Movement follows the potter’s wheel, a physicality engrained in the trained ceramicist now Assistant Professor in Ceramics at Vanderbilt University. Collecting soil and sound as Filsoofi does is taxing on the body and she sometimes wonders how long and how far she can keep going.
“Soil is beneath your feet while sound is all around you,” she notes, admiring the way in which these humble resources embrace us, even spiritually. Yet what’s their relationship? “One is ephemeral, the other one solid,” she contemplates, pauses, and thinks. To identify such layers is a prerequisite to understanding a place. “I document everything and then I create different works with that. I make vessels from each of the soil specimens I collect and the sound of the place is coming through that.”
“Plates are part of my practice,” she says. She recalls their nutritious aspect and their ability to bring people together. But why can’t a vessel hold sound instead of food, she asks, to challenge the assumed functionality of the object. She even once questioned her devotion to clay, briefly, when all its expanse eventually revealed itself to her during a gap year from graduate school in Iran.
Clay is generous and Filsoofi innovates through this medium; she tries new techniques such as dust painting. In her past performance work BITE (2021), Filsoofi carnally considers one of such ceramic vessels. She experimented this first during lockdown, surrounded by the presence of her plates and vessels—her “best friends.” Suddenly, as the consistency of clay reached a specific condition, she followed an urge to bite into it. “That stage was very inviting,” she remembers with a mischievous smile. “I started biting into it and I saw my mark,” she adds, seeing in this act not just a form of transgression and negotiated ownership, but also an attempt to turn a physical insecurity—her teeth—into a positive affirmation, a strength.
Filsoofi carefully lifts her plate in a ceremonial-like choreography and the way she delicately leaves her mark is both an homage to Native American cultures and an absolute rejection of colonialism and white supremacy. “Who gives me permission to use soil collected around and to leave my mark on it?”
Conscious of the special relationship between clay and land, she watched indigenous artists, how they sit and bless their clay. “The white man goes somewhere else, takes the resources, claims them as theirs, and takes them home,” she says.

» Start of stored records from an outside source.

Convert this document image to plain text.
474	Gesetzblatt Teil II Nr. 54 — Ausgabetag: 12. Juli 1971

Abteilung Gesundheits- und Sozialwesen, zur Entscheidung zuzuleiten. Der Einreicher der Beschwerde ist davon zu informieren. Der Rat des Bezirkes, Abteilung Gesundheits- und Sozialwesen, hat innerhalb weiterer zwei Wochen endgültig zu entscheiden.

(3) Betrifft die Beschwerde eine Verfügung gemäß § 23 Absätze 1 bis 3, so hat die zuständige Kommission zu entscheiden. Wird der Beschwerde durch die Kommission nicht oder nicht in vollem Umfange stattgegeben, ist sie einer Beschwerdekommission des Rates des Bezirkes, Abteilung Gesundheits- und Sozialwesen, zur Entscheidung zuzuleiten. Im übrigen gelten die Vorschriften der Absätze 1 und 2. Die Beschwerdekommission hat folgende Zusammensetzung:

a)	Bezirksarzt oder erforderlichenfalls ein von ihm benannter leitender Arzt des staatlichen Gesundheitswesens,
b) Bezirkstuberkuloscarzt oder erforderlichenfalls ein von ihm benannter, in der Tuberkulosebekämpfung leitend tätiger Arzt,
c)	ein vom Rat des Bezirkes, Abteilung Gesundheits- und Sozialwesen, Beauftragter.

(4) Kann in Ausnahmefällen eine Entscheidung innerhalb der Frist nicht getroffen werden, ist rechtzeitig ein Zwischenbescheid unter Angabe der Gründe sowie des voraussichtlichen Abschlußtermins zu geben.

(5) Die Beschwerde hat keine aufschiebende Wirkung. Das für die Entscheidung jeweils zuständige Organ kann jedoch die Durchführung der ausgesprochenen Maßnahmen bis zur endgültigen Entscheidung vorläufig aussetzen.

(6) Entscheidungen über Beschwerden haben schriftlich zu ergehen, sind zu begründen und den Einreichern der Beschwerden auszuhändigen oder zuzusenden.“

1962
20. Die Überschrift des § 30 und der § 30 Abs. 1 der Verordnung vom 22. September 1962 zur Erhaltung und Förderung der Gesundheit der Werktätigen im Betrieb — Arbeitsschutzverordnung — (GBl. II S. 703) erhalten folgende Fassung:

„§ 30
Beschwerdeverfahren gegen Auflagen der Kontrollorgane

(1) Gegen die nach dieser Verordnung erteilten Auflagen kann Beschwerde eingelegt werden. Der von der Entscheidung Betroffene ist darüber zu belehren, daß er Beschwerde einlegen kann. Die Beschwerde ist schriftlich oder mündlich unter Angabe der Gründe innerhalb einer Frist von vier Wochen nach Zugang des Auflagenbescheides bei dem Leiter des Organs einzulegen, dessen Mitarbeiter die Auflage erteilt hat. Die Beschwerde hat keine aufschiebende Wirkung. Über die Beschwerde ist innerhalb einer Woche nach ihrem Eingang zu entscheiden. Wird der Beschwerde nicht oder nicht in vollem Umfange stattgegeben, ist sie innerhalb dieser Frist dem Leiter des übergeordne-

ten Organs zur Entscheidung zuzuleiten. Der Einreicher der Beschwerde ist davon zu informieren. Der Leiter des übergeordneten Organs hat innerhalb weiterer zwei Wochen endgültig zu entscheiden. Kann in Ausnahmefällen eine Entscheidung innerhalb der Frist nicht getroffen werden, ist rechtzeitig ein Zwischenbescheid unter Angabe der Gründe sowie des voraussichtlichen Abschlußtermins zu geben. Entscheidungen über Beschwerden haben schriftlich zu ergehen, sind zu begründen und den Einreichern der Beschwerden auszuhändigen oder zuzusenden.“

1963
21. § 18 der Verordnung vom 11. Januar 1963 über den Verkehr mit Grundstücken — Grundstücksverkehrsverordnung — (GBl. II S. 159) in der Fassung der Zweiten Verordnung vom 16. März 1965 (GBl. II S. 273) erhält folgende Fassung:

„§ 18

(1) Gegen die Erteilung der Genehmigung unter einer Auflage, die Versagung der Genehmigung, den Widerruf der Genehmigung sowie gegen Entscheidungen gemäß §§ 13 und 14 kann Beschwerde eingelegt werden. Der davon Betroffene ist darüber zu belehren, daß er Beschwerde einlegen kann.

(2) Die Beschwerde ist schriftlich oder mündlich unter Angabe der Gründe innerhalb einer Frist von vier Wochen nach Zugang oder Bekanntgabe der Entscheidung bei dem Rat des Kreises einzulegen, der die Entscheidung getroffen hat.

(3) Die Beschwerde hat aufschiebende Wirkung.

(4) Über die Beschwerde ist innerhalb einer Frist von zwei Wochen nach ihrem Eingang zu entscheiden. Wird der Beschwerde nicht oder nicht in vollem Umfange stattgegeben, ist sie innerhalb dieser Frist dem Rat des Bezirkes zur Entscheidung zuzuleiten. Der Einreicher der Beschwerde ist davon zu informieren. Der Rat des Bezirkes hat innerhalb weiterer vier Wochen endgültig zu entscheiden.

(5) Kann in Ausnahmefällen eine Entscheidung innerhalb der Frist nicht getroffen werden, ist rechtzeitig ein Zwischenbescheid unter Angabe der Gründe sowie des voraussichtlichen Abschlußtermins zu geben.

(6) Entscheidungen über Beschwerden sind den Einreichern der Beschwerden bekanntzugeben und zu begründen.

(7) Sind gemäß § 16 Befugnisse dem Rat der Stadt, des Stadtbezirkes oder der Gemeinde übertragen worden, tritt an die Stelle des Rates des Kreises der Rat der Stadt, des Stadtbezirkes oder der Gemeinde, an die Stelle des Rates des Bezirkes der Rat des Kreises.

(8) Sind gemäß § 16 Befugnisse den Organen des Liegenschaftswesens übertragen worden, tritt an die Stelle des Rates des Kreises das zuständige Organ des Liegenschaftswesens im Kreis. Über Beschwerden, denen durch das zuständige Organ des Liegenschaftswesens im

By contrast, she invests time and grounds her work in a cherished ecosystem of soil and people. “A challenge is to recognize a territory and where it is located—not just physically—and my relationship with it,” Filsoofi observes. “I’m moving in these places with respect.” She cares.
As an outsider, coming up with constant strategies can be exhausting. Raheleh Filsoofi jumps and jumps and jumps. Will she ever slow down? Not with this character. “I’m the one who’s curious now,” she admits. A curiosity inherently boundless.